Une affaire de CV falsifié éclaire le Tarn-et-Garonne, où une mairie a découvert qu’un candidat au poste de directeur général des services avait présenté un curriculum vitae mensonger. Selon une enquête publiée en avril 2025, 55 % des Français avouent avoir déjà menti sur leur parcours professionnel. À Golfech, le maire a dénoncé l’embauche d’un postulant surqualifié, dont les prétentions académiques et professionnelles se sont révélées fausses.

Golfech: CV falsifié du directeur et condamnation
Dans la commune de Golfech, Pascal Benoit, maire, explique que le postulant s’était présenté comme possédant un bac +8 et 20 ans d’expérience dans la fonction publique, des claims qui se sont révélés mensongers.

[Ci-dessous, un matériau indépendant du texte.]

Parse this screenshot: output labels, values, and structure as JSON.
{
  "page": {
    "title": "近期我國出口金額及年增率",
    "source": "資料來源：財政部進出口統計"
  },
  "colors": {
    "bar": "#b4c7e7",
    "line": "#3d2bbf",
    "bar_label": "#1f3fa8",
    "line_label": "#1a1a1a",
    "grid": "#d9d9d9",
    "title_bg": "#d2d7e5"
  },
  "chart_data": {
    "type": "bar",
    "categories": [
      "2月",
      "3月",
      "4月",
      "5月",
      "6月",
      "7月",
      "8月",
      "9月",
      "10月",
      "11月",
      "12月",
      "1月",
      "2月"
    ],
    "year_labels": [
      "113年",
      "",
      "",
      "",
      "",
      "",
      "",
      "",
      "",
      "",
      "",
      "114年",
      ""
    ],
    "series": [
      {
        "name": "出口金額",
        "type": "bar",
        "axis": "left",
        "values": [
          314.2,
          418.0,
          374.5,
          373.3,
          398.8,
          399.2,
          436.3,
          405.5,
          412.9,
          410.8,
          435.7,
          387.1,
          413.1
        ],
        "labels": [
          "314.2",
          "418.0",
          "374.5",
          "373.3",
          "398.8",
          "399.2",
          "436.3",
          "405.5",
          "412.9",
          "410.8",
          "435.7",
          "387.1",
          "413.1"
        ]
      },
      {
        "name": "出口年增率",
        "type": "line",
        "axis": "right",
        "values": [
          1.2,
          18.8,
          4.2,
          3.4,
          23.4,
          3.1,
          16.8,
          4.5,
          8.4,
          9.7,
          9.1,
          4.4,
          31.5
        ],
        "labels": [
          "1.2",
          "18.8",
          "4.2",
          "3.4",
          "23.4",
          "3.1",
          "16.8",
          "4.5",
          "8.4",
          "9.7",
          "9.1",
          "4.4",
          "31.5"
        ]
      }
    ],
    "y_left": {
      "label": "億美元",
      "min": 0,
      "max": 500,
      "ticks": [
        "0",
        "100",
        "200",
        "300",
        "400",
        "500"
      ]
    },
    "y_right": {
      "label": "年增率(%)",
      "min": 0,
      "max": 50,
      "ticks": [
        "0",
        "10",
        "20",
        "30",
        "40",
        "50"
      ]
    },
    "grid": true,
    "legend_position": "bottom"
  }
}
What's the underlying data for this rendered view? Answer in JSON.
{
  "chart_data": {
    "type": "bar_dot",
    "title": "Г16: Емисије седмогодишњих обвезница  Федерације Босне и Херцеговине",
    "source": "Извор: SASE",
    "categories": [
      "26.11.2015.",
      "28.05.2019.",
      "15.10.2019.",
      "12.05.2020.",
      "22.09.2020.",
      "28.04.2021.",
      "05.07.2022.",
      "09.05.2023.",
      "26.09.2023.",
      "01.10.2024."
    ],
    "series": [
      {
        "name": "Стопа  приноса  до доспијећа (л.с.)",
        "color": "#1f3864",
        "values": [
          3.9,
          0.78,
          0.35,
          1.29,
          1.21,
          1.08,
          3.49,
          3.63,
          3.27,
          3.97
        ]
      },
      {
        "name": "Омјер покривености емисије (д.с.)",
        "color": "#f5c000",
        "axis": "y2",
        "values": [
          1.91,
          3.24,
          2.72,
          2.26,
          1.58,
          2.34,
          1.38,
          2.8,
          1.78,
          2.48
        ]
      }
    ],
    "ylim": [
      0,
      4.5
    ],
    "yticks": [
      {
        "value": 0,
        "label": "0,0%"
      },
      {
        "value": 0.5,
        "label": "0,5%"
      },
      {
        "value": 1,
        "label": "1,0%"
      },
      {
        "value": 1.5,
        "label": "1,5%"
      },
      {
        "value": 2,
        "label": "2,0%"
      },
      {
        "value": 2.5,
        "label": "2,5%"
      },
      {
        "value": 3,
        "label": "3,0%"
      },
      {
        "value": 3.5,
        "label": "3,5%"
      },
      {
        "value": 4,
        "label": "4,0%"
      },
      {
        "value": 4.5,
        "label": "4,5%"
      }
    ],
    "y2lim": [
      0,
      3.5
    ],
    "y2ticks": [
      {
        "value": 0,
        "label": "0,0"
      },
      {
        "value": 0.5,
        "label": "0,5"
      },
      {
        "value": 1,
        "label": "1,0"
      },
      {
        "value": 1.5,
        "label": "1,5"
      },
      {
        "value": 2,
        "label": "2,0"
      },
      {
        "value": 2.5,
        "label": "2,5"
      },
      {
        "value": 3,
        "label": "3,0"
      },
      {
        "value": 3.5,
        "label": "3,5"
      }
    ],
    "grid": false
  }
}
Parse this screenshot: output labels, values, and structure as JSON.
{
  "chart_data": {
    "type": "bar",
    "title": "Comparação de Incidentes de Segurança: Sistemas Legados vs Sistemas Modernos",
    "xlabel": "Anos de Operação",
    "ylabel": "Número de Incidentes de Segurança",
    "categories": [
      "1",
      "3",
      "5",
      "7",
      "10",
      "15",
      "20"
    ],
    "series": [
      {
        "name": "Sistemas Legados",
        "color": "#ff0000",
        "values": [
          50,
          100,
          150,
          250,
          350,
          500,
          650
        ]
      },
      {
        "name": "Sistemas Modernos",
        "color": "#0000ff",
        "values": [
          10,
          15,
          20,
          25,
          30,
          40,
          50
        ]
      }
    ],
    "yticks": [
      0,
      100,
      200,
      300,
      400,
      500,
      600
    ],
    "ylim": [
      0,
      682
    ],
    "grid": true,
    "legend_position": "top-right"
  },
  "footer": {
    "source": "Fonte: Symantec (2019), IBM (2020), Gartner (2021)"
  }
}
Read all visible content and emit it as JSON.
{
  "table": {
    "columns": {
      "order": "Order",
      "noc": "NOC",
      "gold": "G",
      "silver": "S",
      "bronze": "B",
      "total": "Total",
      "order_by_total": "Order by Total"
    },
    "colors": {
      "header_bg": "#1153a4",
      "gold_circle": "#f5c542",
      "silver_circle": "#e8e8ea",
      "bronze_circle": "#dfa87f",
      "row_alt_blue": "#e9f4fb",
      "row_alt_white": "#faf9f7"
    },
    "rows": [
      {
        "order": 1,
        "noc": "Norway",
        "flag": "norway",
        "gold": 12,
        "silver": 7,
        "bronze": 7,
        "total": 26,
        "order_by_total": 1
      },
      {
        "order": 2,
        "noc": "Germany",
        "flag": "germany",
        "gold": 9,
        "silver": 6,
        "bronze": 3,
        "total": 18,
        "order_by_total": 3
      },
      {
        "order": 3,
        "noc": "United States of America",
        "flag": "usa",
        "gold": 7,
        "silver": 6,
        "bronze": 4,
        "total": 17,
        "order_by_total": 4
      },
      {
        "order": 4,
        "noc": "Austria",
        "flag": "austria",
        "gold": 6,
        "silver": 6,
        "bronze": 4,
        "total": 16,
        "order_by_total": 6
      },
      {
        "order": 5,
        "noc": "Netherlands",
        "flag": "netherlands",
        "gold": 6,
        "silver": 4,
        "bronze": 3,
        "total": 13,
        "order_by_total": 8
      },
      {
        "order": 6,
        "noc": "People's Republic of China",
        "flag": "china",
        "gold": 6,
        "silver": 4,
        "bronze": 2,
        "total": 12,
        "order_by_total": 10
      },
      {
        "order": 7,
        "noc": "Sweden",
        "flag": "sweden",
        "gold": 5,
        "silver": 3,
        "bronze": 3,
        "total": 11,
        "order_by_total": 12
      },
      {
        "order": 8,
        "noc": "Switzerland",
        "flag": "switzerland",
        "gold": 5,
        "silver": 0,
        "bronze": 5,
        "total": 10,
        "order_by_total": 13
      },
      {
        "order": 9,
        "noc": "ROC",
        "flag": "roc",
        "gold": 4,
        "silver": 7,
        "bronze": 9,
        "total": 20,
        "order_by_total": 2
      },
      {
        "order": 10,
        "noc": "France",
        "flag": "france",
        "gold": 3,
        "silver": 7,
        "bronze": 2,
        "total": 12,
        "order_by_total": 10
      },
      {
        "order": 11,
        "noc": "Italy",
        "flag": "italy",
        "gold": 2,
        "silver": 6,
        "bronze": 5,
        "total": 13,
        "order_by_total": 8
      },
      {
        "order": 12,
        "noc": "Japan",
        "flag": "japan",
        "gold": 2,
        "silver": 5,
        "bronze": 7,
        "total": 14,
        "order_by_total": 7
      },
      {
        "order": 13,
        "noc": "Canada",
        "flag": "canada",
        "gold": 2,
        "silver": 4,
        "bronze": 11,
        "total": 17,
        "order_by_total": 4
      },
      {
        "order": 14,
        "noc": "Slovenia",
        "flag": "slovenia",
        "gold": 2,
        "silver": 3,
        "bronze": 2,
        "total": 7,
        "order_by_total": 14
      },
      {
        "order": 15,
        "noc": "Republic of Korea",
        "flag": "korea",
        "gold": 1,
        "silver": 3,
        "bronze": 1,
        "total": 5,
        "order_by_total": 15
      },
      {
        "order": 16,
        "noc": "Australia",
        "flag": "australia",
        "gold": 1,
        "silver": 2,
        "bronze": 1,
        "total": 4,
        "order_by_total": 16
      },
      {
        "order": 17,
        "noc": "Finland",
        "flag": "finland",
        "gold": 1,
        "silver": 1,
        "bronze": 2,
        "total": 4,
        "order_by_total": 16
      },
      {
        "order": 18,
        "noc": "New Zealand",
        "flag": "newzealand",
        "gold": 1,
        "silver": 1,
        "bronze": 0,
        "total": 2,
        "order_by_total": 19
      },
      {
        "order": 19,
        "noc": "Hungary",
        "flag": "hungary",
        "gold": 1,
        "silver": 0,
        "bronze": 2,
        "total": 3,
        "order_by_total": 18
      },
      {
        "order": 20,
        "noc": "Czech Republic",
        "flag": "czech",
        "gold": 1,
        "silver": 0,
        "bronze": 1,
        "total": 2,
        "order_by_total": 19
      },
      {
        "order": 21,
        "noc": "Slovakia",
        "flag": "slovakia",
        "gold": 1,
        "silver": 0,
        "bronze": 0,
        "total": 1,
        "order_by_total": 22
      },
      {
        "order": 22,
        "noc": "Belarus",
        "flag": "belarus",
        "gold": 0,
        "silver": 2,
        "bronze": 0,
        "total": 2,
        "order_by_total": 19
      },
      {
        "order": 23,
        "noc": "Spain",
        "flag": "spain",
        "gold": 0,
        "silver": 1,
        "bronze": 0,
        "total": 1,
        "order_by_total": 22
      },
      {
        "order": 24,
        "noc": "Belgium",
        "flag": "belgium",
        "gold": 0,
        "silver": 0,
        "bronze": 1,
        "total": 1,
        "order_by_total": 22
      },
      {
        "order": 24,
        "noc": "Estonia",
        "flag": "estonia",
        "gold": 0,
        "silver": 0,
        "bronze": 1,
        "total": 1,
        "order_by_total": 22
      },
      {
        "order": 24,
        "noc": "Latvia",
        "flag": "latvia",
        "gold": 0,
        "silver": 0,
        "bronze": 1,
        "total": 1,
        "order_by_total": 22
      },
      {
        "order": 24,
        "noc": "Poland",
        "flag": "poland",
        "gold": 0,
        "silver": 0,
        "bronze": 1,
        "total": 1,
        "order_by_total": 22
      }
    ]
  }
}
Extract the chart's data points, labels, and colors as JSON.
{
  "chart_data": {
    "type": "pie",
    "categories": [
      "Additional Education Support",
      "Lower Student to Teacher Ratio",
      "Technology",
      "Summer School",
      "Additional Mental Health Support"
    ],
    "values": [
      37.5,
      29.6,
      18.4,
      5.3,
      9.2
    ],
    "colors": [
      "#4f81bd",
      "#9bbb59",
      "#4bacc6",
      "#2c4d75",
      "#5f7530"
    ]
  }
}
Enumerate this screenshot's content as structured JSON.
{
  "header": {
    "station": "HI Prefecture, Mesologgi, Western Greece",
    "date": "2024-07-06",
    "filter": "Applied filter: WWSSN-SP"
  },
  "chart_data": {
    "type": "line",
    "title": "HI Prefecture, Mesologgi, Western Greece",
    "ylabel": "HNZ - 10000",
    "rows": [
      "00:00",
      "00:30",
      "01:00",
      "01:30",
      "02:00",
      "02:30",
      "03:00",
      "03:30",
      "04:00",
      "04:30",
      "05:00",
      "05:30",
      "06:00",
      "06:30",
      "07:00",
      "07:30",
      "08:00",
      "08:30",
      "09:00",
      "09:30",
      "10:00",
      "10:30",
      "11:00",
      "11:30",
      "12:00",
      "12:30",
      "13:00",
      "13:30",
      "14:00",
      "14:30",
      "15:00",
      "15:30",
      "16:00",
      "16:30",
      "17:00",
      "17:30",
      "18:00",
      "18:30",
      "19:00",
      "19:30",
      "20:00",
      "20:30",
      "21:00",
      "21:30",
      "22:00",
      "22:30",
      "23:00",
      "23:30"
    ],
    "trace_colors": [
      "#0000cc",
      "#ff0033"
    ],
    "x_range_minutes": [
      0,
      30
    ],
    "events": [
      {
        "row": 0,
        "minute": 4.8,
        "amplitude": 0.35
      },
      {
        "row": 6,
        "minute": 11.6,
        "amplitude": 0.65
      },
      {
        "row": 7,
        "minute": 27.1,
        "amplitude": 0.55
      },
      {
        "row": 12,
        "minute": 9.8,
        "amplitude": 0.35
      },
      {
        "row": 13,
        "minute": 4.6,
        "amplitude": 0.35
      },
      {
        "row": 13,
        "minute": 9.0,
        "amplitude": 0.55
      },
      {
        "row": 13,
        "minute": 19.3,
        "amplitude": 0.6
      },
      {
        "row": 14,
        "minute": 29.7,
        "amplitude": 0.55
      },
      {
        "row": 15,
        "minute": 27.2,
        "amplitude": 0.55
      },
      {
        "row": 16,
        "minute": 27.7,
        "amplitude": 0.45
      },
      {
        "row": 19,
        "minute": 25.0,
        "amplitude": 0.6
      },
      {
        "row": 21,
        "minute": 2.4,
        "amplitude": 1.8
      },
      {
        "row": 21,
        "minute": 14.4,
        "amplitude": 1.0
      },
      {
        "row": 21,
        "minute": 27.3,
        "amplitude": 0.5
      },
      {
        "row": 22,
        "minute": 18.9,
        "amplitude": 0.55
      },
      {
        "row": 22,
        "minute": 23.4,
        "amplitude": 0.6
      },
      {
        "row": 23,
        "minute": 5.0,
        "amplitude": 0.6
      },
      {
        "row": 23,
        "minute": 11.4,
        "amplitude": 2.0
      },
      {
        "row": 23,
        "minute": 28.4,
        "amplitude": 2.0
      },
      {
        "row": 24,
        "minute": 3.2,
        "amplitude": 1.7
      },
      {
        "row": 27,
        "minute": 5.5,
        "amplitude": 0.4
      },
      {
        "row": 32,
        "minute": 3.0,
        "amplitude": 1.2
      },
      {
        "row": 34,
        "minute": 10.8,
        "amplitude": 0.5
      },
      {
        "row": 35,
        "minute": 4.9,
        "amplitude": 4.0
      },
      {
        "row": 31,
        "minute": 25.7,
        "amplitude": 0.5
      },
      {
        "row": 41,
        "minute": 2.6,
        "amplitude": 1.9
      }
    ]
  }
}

L’élu rappelle que l’emploi recruté n’était pas un poste technique insignifiant, mais un poste de direction au sein des services territoriaux, et que l’incompétence constatée est rapidement devenue évidente.
« Bizarrement, il n’utilisait jamais son écran, je pense qu’il ne savait pas le brancher », a raconté l’élu aux équipes de TF1. Il explique aussi que « les dossiers n’étaient faits qu’avec des copier-coller […] Je ne sais même pas si un collégien a ce niveau-là […]. C’était vraiment très médiocre ».
En poursuivant son enquête, le maire a découvert que l’imposteur n’en était pas à son premier coup d’éclat. Il avait déjà tenté de berner des employeurs en Isère, dans le Jura et dans le Nord. Concernant son embauche à Téteghem (Nord), l’homme a été condamné le 12 janvier à huit mois de prison avec sursis, rapporte La Voix du Nord.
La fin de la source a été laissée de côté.